Anyone who thinks we are cruel to animals should turn on a wild life program and see a pack of hyena’s rip the guts out of an antelope.
The hyena knows no other way; we do and therein lies the difference, perhaps.
We don’t tear the under belly out and run away with half a leg in our mouths. We kill humanely, and we do that because meat and fish have always been a part of the human diet since even before we were truly human. Social engineers that think we should change all of that because they have been to university and think they know better how we should have lived back then would most likely say cavemen should have been content to eat berries and termites but that is because they never faced the fight for survival that our ancestors had. ——-I am sorry but back then you would eat dog and fight for the bones. There was no Sainsbury in those days.
Sounds like Parliament.
I understood Veganism rejects any exploitation of animals. I don’t see how a Vegan restaurant could cook and serve killed animals and still be called in any way ‘Vegan’. Given that the restaurant continues in its business of serving customers, I would have thought true Vegans would have to stop using it.

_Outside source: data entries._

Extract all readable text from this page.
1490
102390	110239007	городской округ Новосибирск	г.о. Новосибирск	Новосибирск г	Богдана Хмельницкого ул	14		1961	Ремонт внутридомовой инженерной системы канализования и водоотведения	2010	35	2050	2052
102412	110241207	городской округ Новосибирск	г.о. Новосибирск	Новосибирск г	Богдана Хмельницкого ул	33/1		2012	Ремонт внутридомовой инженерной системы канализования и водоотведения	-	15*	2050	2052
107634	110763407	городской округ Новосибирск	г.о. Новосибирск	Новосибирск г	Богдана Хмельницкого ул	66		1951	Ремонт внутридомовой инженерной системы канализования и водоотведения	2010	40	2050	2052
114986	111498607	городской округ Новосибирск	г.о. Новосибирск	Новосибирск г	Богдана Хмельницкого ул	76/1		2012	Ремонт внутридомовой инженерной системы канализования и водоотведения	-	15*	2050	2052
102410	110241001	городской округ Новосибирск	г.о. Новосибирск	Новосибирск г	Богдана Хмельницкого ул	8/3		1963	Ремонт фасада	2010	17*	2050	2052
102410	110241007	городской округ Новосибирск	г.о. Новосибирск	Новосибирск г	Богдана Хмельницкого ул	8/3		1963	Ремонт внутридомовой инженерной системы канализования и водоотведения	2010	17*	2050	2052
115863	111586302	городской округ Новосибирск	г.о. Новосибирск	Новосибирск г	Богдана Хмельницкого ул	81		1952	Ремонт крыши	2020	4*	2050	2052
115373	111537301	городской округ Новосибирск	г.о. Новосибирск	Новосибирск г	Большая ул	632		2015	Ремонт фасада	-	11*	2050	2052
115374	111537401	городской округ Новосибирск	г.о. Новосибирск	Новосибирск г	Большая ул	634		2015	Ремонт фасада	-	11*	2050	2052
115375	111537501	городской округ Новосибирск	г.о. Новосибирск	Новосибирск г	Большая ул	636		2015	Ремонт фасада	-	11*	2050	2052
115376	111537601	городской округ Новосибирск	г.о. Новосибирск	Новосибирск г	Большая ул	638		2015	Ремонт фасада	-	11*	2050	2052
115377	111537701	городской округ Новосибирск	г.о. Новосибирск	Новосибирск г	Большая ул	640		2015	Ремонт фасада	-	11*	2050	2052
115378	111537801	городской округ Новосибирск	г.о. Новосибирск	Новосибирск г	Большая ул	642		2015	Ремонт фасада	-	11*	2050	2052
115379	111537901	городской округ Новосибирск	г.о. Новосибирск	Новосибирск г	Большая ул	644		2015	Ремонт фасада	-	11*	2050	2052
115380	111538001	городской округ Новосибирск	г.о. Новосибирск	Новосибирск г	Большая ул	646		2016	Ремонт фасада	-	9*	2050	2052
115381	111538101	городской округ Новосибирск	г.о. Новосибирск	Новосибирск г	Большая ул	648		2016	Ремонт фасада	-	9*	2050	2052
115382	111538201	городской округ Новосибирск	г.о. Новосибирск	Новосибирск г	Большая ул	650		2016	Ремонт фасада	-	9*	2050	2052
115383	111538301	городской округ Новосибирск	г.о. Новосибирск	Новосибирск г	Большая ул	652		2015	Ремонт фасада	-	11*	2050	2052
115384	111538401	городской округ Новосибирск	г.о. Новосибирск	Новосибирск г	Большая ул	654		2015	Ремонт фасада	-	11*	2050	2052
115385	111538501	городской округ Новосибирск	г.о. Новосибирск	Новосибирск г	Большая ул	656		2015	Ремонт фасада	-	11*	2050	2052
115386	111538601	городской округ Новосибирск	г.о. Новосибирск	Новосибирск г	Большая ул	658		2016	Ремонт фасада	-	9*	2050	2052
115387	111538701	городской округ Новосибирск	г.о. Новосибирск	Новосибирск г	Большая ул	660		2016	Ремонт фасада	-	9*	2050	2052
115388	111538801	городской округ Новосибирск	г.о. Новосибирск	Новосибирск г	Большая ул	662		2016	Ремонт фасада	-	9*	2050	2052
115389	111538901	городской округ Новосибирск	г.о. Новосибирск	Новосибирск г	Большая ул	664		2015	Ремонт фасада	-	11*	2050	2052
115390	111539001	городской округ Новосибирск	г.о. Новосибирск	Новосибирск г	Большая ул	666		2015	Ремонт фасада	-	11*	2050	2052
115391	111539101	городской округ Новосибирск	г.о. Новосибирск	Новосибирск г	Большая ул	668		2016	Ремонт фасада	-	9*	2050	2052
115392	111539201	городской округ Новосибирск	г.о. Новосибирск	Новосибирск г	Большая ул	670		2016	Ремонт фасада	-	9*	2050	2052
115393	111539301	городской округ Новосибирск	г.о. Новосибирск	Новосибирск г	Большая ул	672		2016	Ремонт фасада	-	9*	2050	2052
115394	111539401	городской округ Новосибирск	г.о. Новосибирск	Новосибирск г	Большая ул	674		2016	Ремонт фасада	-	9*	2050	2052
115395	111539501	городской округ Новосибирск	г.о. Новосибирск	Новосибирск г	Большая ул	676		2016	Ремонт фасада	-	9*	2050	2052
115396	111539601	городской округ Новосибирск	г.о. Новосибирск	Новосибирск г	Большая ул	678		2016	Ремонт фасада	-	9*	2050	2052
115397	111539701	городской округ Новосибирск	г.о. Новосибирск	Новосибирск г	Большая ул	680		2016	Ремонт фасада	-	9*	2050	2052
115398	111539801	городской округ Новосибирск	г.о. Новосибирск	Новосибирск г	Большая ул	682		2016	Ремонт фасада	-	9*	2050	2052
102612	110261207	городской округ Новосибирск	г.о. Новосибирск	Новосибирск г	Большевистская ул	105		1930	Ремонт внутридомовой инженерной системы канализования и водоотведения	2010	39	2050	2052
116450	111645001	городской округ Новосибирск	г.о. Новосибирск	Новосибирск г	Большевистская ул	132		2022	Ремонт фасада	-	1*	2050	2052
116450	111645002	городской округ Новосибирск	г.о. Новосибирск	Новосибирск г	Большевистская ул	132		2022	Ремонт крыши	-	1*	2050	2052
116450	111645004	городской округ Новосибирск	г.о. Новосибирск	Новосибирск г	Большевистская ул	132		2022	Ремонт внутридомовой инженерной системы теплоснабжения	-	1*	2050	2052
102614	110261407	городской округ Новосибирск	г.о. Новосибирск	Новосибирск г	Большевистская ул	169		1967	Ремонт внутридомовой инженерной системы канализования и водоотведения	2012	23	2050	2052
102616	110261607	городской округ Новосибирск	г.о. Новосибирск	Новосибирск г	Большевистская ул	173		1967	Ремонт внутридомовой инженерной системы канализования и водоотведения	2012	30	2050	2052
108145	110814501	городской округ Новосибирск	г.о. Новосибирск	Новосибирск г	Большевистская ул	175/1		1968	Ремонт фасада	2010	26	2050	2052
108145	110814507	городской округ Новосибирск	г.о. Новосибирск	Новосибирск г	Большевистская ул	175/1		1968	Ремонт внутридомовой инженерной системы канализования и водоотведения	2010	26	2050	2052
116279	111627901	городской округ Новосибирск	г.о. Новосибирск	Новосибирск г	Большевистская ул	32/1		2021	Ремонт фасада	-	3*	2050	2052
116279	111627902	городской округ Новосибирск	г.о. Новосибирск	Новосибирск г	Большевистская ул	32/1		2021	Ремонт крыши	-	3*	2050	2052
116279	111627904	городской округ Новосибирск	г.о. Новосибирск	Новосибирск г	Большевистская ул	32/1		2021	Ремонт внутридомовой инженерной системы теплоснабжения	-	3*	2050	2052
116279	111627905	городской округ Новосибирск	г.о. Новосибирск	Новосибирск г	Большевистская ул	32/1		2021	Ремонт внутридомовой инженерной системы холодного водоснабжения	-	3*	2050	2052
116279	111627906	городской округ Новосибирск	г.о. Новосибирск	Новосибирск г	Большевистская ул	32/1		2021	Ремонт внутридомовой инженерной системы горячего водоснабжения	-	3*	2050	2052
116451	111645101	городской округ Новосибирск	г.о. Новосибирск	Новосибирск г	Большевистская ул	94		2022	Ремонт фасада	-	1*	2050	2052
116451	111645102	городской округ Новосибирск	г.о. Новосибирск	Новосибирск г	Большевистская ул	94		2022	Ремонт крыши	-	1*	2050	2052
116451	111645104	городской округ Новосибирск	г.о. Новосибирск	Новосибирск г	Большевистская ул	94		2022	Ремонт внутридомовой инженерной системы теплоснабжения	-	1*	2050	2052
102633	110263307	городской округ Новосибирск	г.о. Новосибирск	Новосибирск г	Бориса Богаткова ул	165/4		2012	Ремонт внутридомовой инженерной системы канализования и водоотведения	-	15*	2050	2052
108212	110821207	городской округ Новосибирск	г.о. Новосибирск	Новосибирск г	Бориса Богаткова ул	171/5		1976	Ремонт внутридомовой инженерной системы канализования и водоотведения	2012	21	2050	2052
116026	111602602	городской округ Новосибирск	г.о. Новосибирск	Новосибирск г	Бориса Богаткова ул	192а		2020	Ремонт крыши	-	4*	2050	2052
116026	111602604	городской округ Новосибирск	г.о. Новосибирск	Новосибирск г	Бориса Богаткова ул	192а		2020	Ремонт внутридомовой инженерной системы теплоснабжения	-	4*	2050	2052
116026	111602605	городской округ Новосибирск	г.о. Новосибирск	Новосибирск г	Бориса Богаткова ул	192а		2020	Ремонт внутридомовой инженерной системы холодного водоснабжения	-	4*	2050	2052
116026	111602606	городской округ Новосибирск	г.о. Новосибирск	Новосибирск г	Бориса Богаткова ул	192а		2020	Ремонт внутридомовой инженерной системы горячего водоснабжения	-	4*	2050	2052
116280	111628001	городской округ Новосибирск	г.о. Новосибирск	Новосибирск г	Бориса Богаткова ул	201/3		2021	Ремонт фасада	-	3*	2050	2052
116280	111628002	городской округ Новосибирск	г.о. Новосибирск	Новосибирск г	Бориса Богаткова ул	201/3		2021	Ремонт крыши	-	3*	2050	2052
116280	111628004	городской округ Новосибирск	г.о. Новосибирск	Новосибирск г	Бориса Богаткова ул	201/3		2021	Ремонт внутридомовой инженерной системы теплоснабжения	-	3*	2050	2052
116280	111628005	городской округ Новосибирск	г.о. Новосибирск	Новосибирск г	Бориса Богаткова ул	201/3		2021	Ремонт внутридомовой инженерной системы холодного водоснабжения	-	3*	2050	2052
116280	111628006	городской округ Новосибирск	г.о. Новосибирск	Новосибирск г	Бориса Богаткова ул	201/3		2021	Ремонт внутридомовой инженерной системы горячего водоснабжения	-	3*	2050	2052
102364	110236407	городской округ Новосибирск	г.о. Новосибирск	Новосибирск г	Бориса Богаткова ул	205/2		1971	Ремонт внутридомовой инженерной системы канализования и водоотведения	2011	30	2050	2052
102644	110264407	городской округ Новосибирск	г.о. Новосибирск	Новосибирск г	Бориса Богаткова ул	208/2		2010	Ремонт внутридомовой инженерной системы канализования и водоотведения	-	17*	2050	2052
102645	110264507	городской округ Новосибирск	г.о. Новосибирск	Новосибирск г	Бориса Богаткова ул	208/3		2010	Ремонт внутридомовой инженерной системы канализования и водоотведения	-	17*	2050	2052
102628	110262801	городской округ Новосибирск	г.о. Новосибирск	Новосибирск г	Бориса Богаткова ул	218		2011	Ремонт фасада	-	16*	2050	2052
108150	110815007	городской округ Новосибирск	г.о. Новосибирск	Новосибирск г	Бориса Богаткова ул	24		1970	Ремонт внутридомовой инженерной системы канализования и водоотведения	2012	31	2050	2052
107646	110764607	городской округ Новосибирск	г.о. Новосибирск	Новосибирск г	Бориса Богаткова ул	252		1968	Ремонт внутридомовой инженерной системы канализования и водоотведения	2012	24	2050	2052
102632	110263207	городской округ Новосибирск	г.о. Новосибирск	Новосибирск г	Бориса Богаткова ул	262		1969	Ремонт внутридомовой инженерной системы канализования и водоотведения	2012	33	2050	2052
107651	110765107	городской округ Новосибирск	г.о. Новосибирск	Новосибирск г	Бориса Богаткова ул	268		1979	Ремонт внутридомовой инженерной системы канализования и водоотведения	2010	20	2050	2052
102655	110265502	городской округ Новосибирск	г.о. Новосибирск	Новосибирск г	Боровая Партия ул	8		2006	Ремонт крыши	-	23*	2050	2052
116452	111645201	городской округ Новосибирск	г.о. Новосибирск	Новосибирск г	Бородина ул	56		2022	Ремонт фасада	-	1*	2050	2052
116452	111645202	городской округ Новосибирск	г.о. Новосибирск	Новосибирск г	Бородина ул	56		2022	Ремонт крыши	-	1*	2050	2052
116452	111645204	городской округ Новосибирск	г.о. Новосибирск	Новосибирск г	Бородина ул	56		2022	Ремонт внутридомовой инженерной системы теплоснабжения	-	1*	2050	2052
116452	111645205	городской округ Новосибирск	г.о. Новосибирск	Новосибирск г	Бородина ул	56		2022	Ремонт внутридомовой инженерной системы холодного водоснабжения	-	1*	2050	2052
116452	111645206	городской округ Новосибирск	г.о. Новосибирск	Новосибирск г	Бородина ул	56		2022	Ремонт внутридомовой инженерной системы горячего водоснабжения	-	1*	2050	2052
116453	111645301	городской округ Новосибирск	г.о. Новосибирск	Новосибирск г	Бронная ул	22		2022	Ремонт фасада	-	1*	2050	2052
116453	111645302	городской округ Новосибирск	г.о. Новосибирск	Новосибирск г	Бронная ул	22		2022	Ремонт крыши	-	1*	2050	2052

I’m amused to see ‘Vegan’ food for sale in supermarkets which also sell animal-based products. Yeah, OK, I’m easily amused.
Principles is principles, but money is money.
Currently the government is on a stop eating processed food drive. There is nothing more processed than a lot of the vegan crap being pushed by the supermarkets. Why do they try and make everything taste like meat? Possibly because that’s what our bodies crave having evolved as omnivores. Steak stew tonight with suet dumplings.
Oooo!
One would have to have a heart of stone not to laugh.
I tried vegan “meatballs” just once. I cooked them in an Italian-style tomato sauce, with onions, garlic etc.
They were vile.
Never again.
I bought and cooked some tofu many years ago. Yikes!
Never again.
Yeah …. like chewing rubber.
But we don’t have carnivore cabbages that are really beef made to look and taste like cabbages? ——-So why are we doing it the other way around?
Funny how we get vegetarian burgers but not carnivore cabbages?